Int J Inf Technol. 2023 Jun 4:1-13. doi: 10.1007/s41870-023-01288-6.
Fake news on social media has become a growing concern due to its potential impact on shaping public opinion. The proposed Debunking Multi-Lingual Social Media Posts using Deep Learning (DSMPD) approach offers a promising solution to detect fake news. The DSMPD approach involves creating a dataset of English and Hindi social media posts using web scraping and Natural Language Processing (NLP) techniques. This dataset is then used to train, test, and validate a deep learning-based model that extracts various features, including Embedding from Language Models (ELMo), word and n-gram counts, Term Frequency-Inverse Document Frequency (TF-IDF), sentiments, polarity, and Named Entity Recognition (NER). Based on these features, the model classifies news items into five categories: real, could be real, could be fabricated, fabricated, or dangerously fabricated. To evaluate the performance of the classifiers, the researchers used two datasets comprising over 45,000 articles. Machine learning (ML) algorithms and Deep learning (DL) model are compared to choose the best option for classification and prediction.

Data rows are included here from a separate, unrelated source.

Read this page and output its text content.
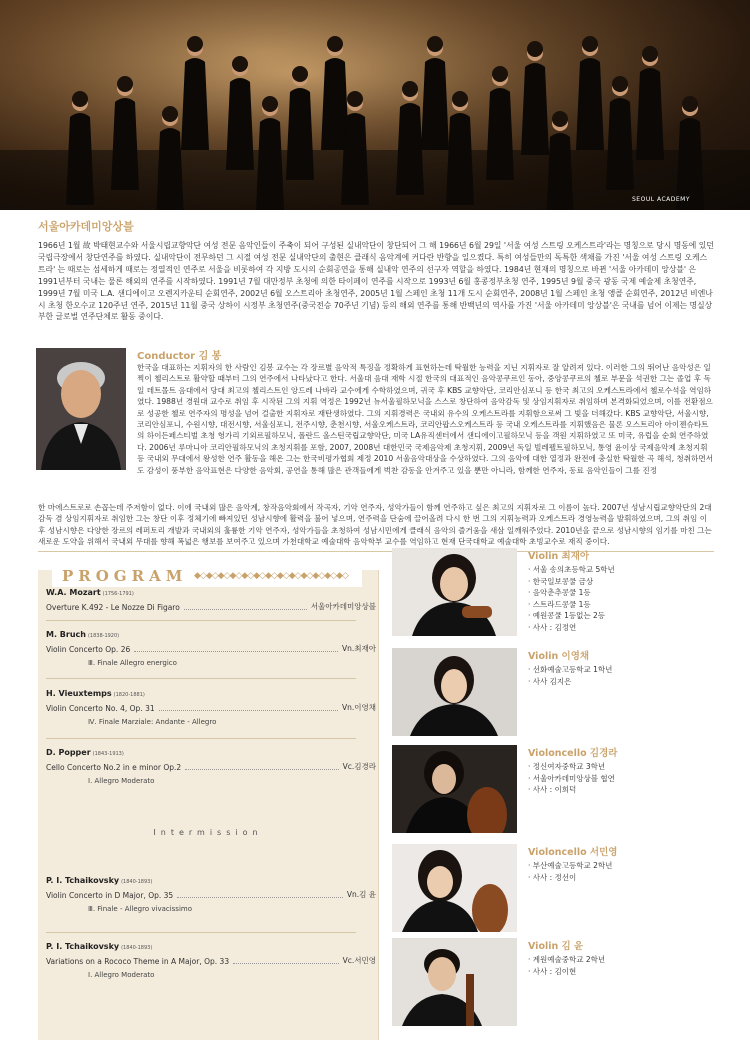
SEOUL ACADEMY
서울아카데미앙상블
1966년 1월 故 박태현교수와 서울시립교향악단 여성 전문 음악인들이 주축이 되어 구성된 실내악단이 창단되어 그 해 1966년 6월 29일 '서울 여성 스트링 오케스트라'라는 명칭으로 당시 명동에 있던 국립극장에서 창단연주를 하였다. 실내악단이 전무하던 그 시절 여성 전문 실내악단의 출현은 클래식 음악계에 커다란 반향을 일으켰다. 특히 여성들만의 독특한 색채를 가진 '서울 여성 스트링 오케스트라' 는 때로는 섬세하게 때로는 정열적인 연주로 서울을 비롯하여 각 지방 도시의 순회공연을 통해 실내악 연주의 선구자 역할을 하였다. 1984년 현재의 명칭으로 바뀐 '서울 아카데미 앙상블' 은 1991년부터 국내는 물론 해외의 연주를 시작하였다. 1991년 7월 대만정부 초청에 의한 타이페이 연주를 시작으로 1993년 6월 홍콩정부초청 연주, 1995년 9월 중국 광동 국제 예술제 초청연주, 1999년 7월 미국 L.A. 샌디에이고 오렌지카운티 순회연주, 2002년 6월 오스트리아 초청연주, 2005년 1월 스페인 초청 11개 도시 순회연주, 2008년 1월 스페인 초청 앵콜 순회연주, 2012년 비엔나시 초청 한오수교 120주년 연주, 2015년 11월 중국 상하이 시정부 초청연주(중국전승 70주년 기념) 등의 해외 연주를 통해 반백년의 역사를 가진 '서울 아카데미 앙상블'은 국내를 넘어 이제는 명실상부한 글로벌 연주단체로 활동 중이다.
Conductor 김 봉
한국을 대표하는 지휘자의 한 사람인 김봉 교수는 각 장르별 음악적 특징을 정확하게 표현하는데 탁월한 능력을 지닌 지휘자로 잘 알려져 있다. 이러한 그의 뛰어난 음악성은 일찍이 첼리스트로 활약할 때부터 그의 연주에서 나타났다고 한다. 서울대 음대 재학 시절 한국의 대표적인 음악콩쿠르인 동아, 중앙콩쿠르의 첼로 부문을 석권한 그는 졸업 후 독일 데트몰트 음대에서 당대 최고의 첼리스트인 앙드레 나바라 교수에게 수학하였으며, 귀국 후 KBS 교향악단, 코리안심포니 등 한국 최고의 오케스트라에서 첼로수석을 역임하였다. 1988년 경원대 교수로 취임 후 시작된 그의 지휘 역정은 1992년 뉴서울필하모닉을 스스로 창단하여 음악감독 및 상임지휘자로 취임하며 본격화되었으며, 이를 전환점으로 성공한 첼로 연주자의 명성을 넘어 걸출한 지휘자로 재탄생하였다. 그의 지휘경력은 국내외 유수의 오케스트라를 지휘함으로써 그 빛을 더해갔다. KBS 교향악단, 서울시향, 코리안심포니, 수원시향, 대전시향, 서울심포니, 전주시향, 춘천시향, 서울오케스트라, 코리안팝스오케스트라 등 국내 오케스트라를 지휘했음은 물론 오스트리아 아이젠슈타트의 하이든페스티벌 초청 헝가리 기외르필하모닉, 폴란드 올스틴국립교향악단, 미국 LA유직센터에서 샌디에이고필하모닉 등을 객원 지휘하였고 또 미국, 유럽을 순회 연주하였다. 2006년 루마니아 코리안필하모닉의 초청지휘를 포함, 2007, 2008년 대한민국 국제음악제 초청지휘, 2009년 독일 빌레펠트필하모닉, 통영 윤이상 국제음악제 초청지휘 등 국내외 무대에서 왕성한 연주 활동을 해온 그는 한국비평가협회 제정 2010 서울음악대상을 수상하였다. 그의 음악에 대한 열정과 완전에 충실한 탁월한 곡 해석, 청취하면서도 감성이 풍부한 음악표현은 다양한 음악회, 공연을 통해 많은 관객들에게 벅찬 감동을 안겨주고 있을 뿐만 아니라, 함께한 연주자, 동료 음악인들이 그를 진정
한 마에스트로로 손꼽는데 주저함이 없다. 이에 국내외 많은 음악계, 창작음악회에서 작곡자, 기악 연주자, 성악가들이 함께 연주하고 싶은 최고의 지휘자로 그 이름이 높다. 2007년 성남시립교향악단의 2대 감독 겸 상임지휘자로 취임한 그는 창단 이후 정체기에 빠져있던 성남시향에 활력을 불어 넣으며, 연주력을 단숨에 끌어올려 다시 한 번 그의 지휘능력과 오케스트라 경영능력을 발휘하였으며, 그의 취임 이후 성남시향은 다양한 장르의 레퍼토리 개발과 국내외의 훌륭한 기악 연주자, 성악가들을 초청하여 성남시민에게 클래식 음악의 즐거움을 새삼 일깨워주었다. 2010년을 끝으로 성남시향의 임기를 마친 그는 새로운 도약을 위해서 국내외 무대를 향해 폭넓은 행보를 보여주고 있으며 가천대학교 예술대학 음악학부 교수를 역임하고 현재 단국대학교 예술대학 초빙교수로 재직 중이다.
PROGRAM ◆◇◆◇◆◇◆◇◆◇◆◇◆◇◆◇◆◇◆◇◆◇◆◇◆◇
W.A. Mozart (1756-1791)
Overture K.492 - Le Nozze Di Figaro	서울아카데미앙상블
M. Bruch (1838-1920)
Violin Concerto Op. 26	Vn.최재아
Ⅲ. Finale Allegro energico
H. Vieuxtemps (1820-1881)
Violin Concerto No. 4, Op. 31	Vn.이영채
Ⅳ. Finale Marziale: Andante - Allegro
D. Popper (1843-1913)
Cello Concerto No.2 in e minor Op.2	Vc.김경라
Ⅰ. Allegro Moderato
Intermission
P. I. Tchaikovsky (1840-1893)
Violin Concerto in D Major, Op. 35	Vn.김 윤
Ⅲ. Finale - Allegro vivacissimo
P. I. Tchaikovsky (1840-1893)
Variations on a Rococo Theme in A Major, Op. 33	Vc.서민영
Ⅰ. Allegro Moderato
Violin 최재아
· 서울 송의초등학교 5학년
· 한국일보콩쿨 금상
· 음악춘추콩쿨 1등
· 스트라드콩쿨 1등
· 예원콩쿨 1등없는 2등
· 사사 : 김정연
Violin 이영채
· 선화예술고등학교 1학년
· 사사 김지은
Violoncello 김경라
· 정신여자중학교 3학년
· 서울아카데미앙상블 협연
· 사사 : 이희덕
Violoncello 서민영
· 부산예술고등학교 2학년
· 사사 : 정선이
Violin 김 윤
· 계원예술중학교 2학년
· 사사 : 김이현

由于社交媒体上的虚假新闻对塑造公众舆论有潜在影响,它已成为一个日益受到关注的问题。提议的使用深度学习揭穿多语言社交媒体帖子(DSMPD)方法为检测虚假新闻提供了一个有前景的解决方案。DSMPD方法包括使用网络爬虫和自然语言处理(NLP)技术创建一个包含英语和印地语社交媒体帖子的数据集。然后,该数据集用于训练、测试和验证一个基于深度学习的模型,该模型提取各种特征,包括来自语言模型的嵌入(ELMo)、单词和n元语法计数、词频-逆文档频率(TF-IDF)、情感、极性和命名实体识别(NER)。基于这些特征,该模型将新闻项目分为五类:真实、可能真实、可能是编造的、编造的或危险编造的。为了评估分类器的性能,研究人员使用了两个包含超过45000篇文章的数据集。比较了机器学习(ML)算法和深度学习(DL)模型,以选择用于分类和预测的最佳选项。